Catatonia
Connor Hoch, MD
Consultation-Liaison Psychiatry Fellow, PGY-5
Columbia University/New York Presbyterian Hospital
New York, New York
Seema Quraishi, MD
Division Chief and Fellowship Program Director, Consultation-Liaison Psychiatry
Mount Sinai Beth Israel
New York, New York
Ashley Sterchele, MD (she/her/hers)
Medical Director of Integrative Outpatient Services and Associate Program Director
Mount Sinai Beth Israel, New York
Background/Significance:
With its associated morbidity and mortality, catatonia is often considered a disease of inpatient diagnosis and management (Sienart, 2014; Ferrafiat 2024); however, psychiatric admission can be a distressing or even traumatic experience to those hospitalized (Martinaki, 2021). For select patients, an outpatient model for diagnosing and treating catatonia may represent a more person-centered approach, optimizing autonomy and preservation of usual routine while minimizing unintended harm that may result from hospitalization.
Case:
A 50-year-old man with schizoaffective disorder, bipolar type and suspected neurodevelopmental disorder presented to our outpatient clinic to reestablish care following a lapse in treatment. Several months into a gradual re-titration of his antipsychotic, his mother reported that he had become mute, stared purposelessly for prolonged periods, and had significant decline in oral intake. Upon urgent return evaluation, he scored 11/23 on the Bush-Francis Catatonia Rating Scale (BFCRS) and a diagnosis of catatonia was established.
Both the patient and his family were hesitant regarding the prospect of hospitalization. Considering the close support and monitoring provided by his mother, after careful discussion of risks and benefits, the patient was sent home with 2 mg of oral lorazepam with instructions for family to report any changes in his symptoms immediately following administration. His mother described substantial improvement in his catatonia symptoms after receiving lorazepam, and he was prescribed lorazepam 1 mg twice daily with close follow-up. Over subsequent visits in the ensuing weeks his catatonia resolved, and lorazepam was continued at the same dose with frequent follow-up.
Discussion:
While literature regarding the management of catatonia in the outpatient setting is sparse, this case illustrates several principals identified in the existing literature as essential to the safe evaluation and treatment of catatonia in the outpatient setting, including its prompt recognition, conducting a trial benzodiazepine induction, frequent reevaluation of symptoms, and extensive psychoeducation and collaboration with family or caregivers (Ferrafiat, 2024). We review the current literature on the outpatient management of catatonia, discuss its potential whole person benefits, and propose the unique skills C-L psychiatrists may bring to its management in this setting.
Conclusion/Implications:
For patients without life-threatening symptoms or comorbidities and with the appropriate psychosocial support, the diagnosis and management of catatonia on an outpatient basis may be considered as a lifestyle-preserving alternative to the typical inpatient setting of care. C-L psychiatrists practicing in outpatient settings may be especially well-poised to identify catatonia early and navigate the nuances of its management outside of the hospital.
References:
[1] Sienaert P, Dhossche DM, Vancampfort D, De Hert M, Gazdag G. A clinical review of the treatment of catatonia. Front Psychiatry. 2014 Dec 9;5:181. doi: 10.3389/fpsyt.2014.00181. PMID:25538636.

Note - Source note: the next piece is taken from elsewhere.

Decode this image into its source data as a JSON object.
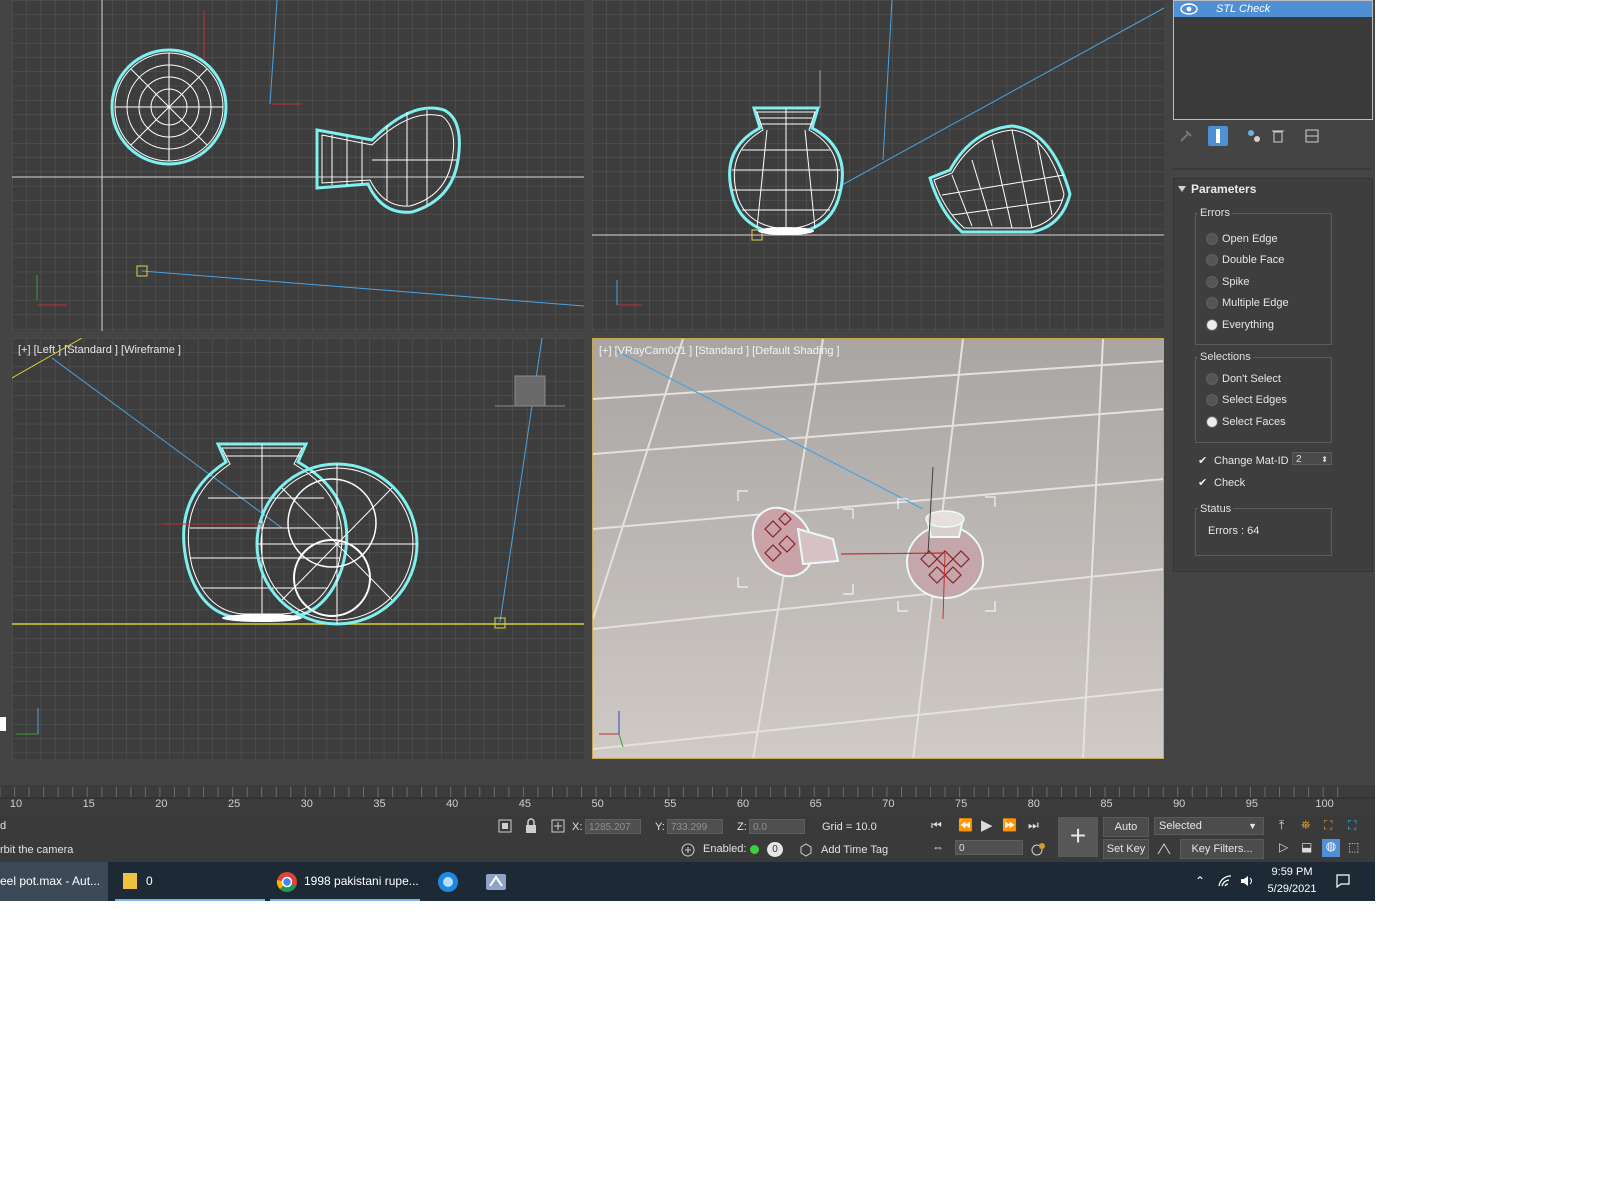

[2] Ferrafiat V, Wachtel L, Dhossche D, Hauptman A. Catatonia is an outpatient reality. What do we do now? Schizophr Res. 2024 Feb;264:233-235. doi: 10.1016/j.schres.2023.12.019. Epub 2024 Jan 6. PMID:38183961.
[3] Martinaki S, Kostaras P, Mihajlovic N, Papaioannou A, Asimopoulos C, Masdrakis V, Angelopoulos E. Psychiatric admission as a risk factor for posttraumatic stress disorder. Psychiatry Res. 2021 Nov;305:114176. doi: 10.1016/j.psychres.2021.114176. Epub 2021 Aug 21. PMID:34455217.
Presentation Eligibility: Not previously published or presented.
Diversity, Equity, and Inclusion: Patients of color are more likely to be psychiatrically hospitalized than their non-Hispanic White counterparts, and Black patients have been found to be overrepresented among an inpatient sample of those diagnosed with catatonia. Given these findings and the traditional inpatient setting of catatonia management, minority patients with catatonia may be likelier to be hospitalized psychiatrically, an experience that may be traumatic and potentially contributory to perceived lack of freedom or structural powerlessness in historically marginalized groups. For appropriately selected candidates, the outpatient management of catatonia may further equity and inclusion by reducing disparities in psychiatric hospitalization.